For those of you who aren’t Sudoku experts, Carol Vorderman’s Sudoku includes several tutorial videos not only explaining the basics of Sudoku, but also offering tips for both easy and super-difficult puzzles. The game also provides various “Assists” to help beginners solve puzzles. There’s even a Sudoku Solver that’s lets you enter any Sudoku puzzle that you might be stuck on, from a newspaper for example, and the game will help solve that puzzle for you.

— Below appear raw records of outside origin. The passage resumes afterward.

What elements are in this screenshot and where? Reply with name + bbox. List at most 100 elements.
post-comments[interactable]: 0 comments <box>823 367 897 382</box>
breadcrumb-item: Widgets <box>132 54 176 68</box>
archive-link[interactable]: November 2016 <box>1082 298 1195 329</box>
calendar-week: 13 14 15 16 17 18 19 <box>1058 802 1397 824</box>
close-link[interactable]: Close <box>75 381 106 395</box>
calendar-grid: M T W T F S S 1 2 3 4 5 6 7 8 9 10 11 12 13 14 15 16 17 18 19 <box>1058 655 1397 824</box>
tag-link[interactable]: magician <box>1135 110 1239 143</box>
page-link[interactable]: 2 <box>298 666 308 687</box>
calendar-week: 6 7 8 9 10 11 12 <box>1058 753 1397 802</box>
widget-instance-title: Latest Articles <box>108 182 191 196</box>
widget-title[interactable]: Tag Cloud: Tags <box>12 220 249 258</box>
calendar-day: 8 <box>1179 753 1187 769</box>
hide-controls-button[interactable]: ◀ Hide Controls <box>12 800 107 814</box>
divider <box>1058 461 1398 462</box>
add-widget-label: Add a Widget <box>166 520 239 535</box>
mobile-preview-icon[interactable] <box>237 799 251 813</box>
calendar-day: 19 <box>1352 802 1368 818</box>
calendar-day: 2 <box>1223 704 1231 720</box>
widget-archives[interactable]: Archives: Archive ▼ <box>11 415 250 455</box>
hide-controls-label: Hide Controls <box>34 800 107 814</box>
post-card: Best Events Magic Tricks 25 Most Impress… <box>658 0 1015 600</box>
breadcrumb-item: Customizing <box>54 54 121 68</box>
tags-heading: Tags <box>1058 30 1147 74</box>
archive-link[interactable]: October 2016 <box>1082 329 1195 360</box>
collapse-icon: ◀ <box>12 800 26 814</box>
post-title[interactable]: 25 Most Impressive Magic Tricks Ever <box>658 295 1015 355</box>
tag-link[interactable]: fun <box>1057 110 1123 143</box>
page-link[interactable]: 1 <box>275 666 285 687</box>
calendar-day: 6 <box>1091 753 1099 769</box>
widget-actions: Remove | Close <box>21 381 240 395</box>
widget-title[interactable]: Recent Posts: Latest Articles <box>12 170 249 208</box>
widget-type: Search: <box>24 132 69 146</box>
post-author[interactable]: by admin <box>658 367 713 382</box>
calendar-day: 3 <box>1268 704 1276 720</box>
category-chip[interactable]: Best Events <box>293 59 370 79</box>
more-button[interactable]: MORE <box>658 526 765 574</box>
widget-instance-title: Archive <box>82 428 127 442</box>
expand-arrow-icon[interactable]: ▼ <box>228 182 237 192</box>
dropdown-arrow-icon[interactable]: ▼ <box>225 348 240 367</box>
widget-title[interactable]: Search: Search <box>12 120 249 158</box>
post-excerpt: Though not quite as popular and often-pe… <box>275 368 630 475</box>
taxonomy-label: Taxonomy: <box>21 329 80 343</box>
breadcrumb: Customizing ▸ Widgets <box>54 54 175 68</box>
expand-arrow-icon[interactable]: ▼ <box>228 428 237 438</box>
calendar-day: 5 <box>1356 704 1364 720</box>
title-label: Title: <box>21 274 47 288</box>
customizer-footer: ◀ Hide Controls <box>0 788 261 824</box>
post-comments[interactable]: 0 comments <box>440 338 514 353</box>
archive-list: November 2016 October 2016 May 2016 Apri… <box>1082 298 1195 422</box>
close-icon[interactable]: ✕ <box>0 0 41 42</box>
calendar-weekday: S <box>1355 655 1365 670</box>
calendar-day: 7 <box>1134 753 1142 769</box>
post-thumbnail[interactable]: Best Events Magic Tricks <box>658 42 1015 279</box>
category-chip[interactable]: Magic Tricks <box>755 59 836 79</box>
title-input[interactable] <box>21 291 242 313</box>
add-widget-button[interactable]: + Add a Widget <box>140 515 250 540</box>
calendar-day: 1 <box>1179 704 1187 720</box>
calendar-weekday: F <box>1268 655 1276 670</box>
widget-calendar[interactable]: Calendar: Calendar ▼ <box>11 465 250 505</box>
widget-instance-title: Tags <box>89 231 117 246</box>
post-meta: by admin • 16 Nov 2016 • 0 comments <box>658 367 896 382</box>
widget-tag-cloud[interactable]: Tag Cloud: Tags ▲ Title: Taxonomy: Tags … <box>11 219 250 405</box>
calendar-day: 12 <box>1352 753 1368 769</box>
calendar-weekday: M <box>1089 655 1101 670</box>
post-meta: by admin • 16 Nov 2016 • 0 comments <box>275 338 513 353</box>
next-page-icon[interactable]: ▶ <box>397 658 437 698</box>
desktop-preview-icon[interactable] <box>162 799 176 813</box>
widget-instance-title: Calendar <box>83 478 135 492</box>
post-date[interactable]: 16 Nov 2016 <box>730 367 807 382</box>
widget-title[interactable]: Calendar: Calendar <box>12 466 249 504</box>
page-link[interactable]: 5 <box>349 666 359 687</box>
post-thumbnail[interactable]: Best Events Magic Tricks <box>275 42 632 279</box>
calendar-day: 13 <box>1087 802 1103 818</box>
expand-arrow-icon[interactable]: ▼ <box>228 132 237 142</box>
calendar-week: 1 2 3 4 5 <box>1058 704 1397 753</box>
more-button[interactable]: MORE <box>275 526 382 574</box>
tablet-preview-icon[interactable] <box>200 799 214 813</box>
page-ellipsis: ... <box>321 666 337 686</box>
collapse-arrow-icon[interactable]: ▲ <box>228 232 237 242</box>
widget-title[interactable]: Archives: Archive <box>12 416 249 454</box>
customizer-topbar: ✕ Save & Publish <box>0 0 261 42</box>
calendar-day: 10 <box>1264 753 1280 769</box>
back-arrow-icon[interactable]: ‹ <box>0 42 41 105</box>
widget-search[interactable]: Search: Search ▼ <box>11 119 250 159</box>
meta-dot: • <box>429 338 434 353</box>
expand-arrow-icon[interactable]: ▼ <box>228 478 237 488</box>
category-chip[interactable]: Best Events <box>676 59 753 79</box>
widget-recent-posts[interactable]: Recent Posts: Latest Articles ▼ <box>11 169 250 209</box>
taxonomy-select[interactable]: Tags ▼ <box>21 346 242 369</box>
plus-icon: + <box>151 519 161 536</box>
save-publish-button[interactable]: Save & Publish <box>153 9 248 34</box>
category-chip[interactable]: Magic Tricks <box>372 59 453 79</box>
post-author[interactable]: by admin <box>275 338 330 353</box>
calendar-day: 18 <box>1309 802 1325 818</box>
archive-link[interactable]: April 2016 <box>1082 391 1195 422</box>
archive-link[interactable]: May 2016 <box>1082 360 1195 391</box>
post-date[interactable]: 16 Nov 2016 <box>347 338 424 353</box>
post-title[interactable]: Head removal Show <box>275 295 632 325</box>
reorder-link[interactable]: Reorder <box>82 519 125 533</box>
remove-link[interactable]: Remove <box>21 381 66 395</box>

There are also some multiplayer games available. Quickfire lets you play against a friend using one PSP by taking turns inserting numbers into the grid. The winner is the player who completes half of the puzzle correctly in the quickest time. Time-Attack is similar to Quickfire, except players take turns completing the entire puzzle, or entering as many numbers as possible, before the time runs out. The third and final multiplayer mode is Head-to-Head, which pits two players against each other on the same puzzle. This game is played via wireless link, so if you know somebody else with a PSP and a copy of Carol Vorderman’s Sudoku, you can get your puzzle on. With respect to multiplayer, I would like to have seen an online leaderboard for users to share their quickest times, but we’ve seen so few PSP games use online leaderboards that I can’t really hold that against it.
The presentation in Carol Vorderman’s Sudoku is nice and simple The puzzle is set up so that not only is the square you’re working on highlighted, but so is the row, column and 3x3 mini-grid the square lies within. It really does a great job isolating the portion of the puzzle you need to concentrate on with respect to that square. If you’re unsure whether a number goes in a square or not, you can “pencil” it in along with other numbers, until you know for sure what the correct number is. The layout features mostly light shades of blue, which is easy on the eyes, and the music, consisting of a single track that loops over and over, is surprisingly soothing in its Enya-ish nature.
Carol Vorderman’s Sudoku is available for the PSP, PlayStation 2 and PC. I’m sure each has its advantages but the PSP version is ideal to pull out on your daily commute, on the airplane or while you’re lounging around up at the cottage. If you’re a fan of Sudoku and you’ve been looking for a video game version, I highly recommend Carol Vorderman’s Sudoku. It caters to beginners, challenges experts and offers an impressive variety of ways to play Sudoku.